Sub-Saharan banks and corporates weigh bond issuance: IFR


Demand for sub-Saharan credit has already been seen at the sovereign level this year, with Ivory Coast, Benin, Kenya, Senegal and Cameroon having tapped international investors for funding. Market participants now see opportunities for non-sovereign borrowers.

Pan-African lender Ecobank Transnational was the most recent credit to engage investors. In July, the financial company met fund managers to update them on its performance, having not issued internationally for three years.

Ecobank isn’t the only credit from sub-Saharan Africa to return to the primary market. Helios Towers, which operates across Africa and the Middle East, raised US$850m in May through a 7.50% five-year non-call two-year senior unsecured financing. Before that, non-sovereign international issuance out of Africa had been dormant for over a year.

Issuance had been hampered by higher yields and wider spreads, and for many issuers there were no near-term refinancings forcing them to come to market.

The dearth of issuance has increased demand from investors. Not only would supply from African banks and corporates provide an opportunity to diversify portfolios, typically these borrowers issue at high yields relative to what else is available in emerging markets, which has translated into demand for outstanding paper.
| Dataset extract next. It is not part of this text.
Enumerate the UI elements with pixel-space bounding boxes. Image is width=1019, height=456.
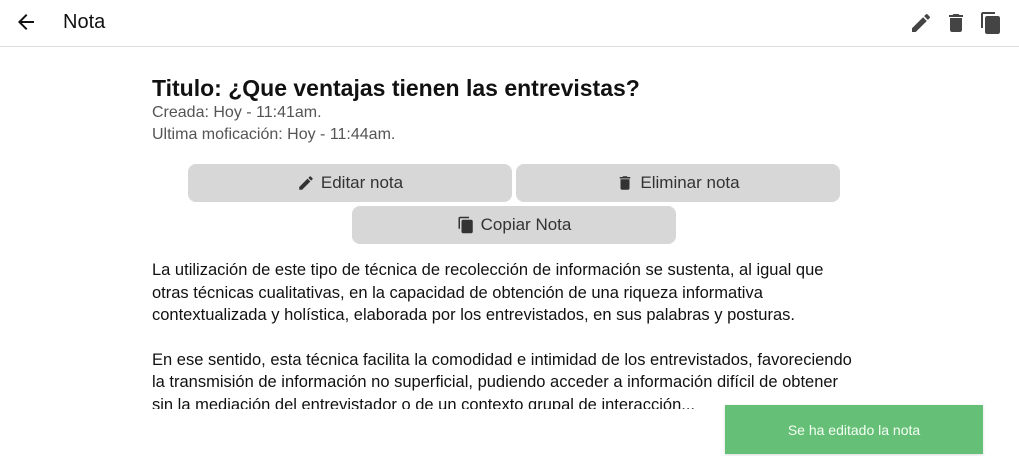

“We’ve certainly seen a good bid for African corporate credit over recent months,” a trader said. “A lot of these names have been trading very well.”

It looks as though inaugural issuance is on the cards. Several sources said at least one African telecoms company met UK-based fixed-income investors earlier this year.

Two candidates have been suggested – pan-African mobile network operator Africell, which has a footprint in Angola, Gambia, Democratic Republic of Congo and Sierra Leone; and Telecel Group, which operates mobile networks in Central Africa and Ghana. Telecel acquired assets from African telecoms group MTN earlier this year.

Vivo Energy has also been put forward as a potential issuer. Vivo, which is owned by commodities trader Vitol, said in May it plans to invest more than US$550m in its South Africa operations over the next five years. The company has one bond outstanding, a US$350m 5.125% September 2027 that was bid on Tuesday at 7.04%.

UK-based Tullow Oil, which operates across Africa and South America, has US$492.5m 7% notes due in March that will need refinancing.

Timing, liquidity and EM flows

With volatility expected to pick up around the US presidential election in November, the end of 2024 will be a tricky period for potential borrowers.

“I assume we will most likely see volatility reemerging after the summer break since the hot phase of the US election campaign will kick in,” said Sergey Dergachev, a portfolio manager at Union Investment.

“There is also the question of whether you are happy to issue at, let’s say 10%, 11% or 12%, or whether it will be cheaper to get loans instead, which might be an option for many potential African issuers.”

Liquidity is another issue that affects investor demand and pricing of sub-Saharan African paper. Even within emerging markets credit, which is no stranger to illiquid instruments, these bank and corporate bonds stick out as being particularly difficult to trade.

“We are seeing that over time, liquidity in issued EM corporate bonds is becoming thinner, but for African corporate bonds as it was in the past, the liquidity situation is more challenging since fewer banks are providing pricing versus other regions, and in cases of risk-off sentiment you feel almost zero liquidity in these credits,” said Dergachev.

But there are international investors specialised in this type of credit, as well as local fund managers who will participate in some financings. “I don’t think the lack of liquidity is the be all and end all, though it does put some people off,” the first trader said. “There are plenty of funds that will look at this stuff, take a view and be happy to hold it.”

An increase in the overall amount of cash being allocated to emerging markets corporates by international investors would likely go someway to easing concerns about liquidity. Demand for more esoteric credits is linked closely to flows into the emerging markets asset class.

On that front, it looks as though the sector might be in luck.

Asset managers have received a rush of requests for proposals from potential clients, largely pension funds, that are considering allocating more capital to emerging market debt, potentially heralding a major reversal in fortunes after EM fixed-income funds that suffered outflows for much of 2023.

The RFPs have been across all segments of EM credit – sovereigns, corporates, IG only, high-yield, hard currency and local currency.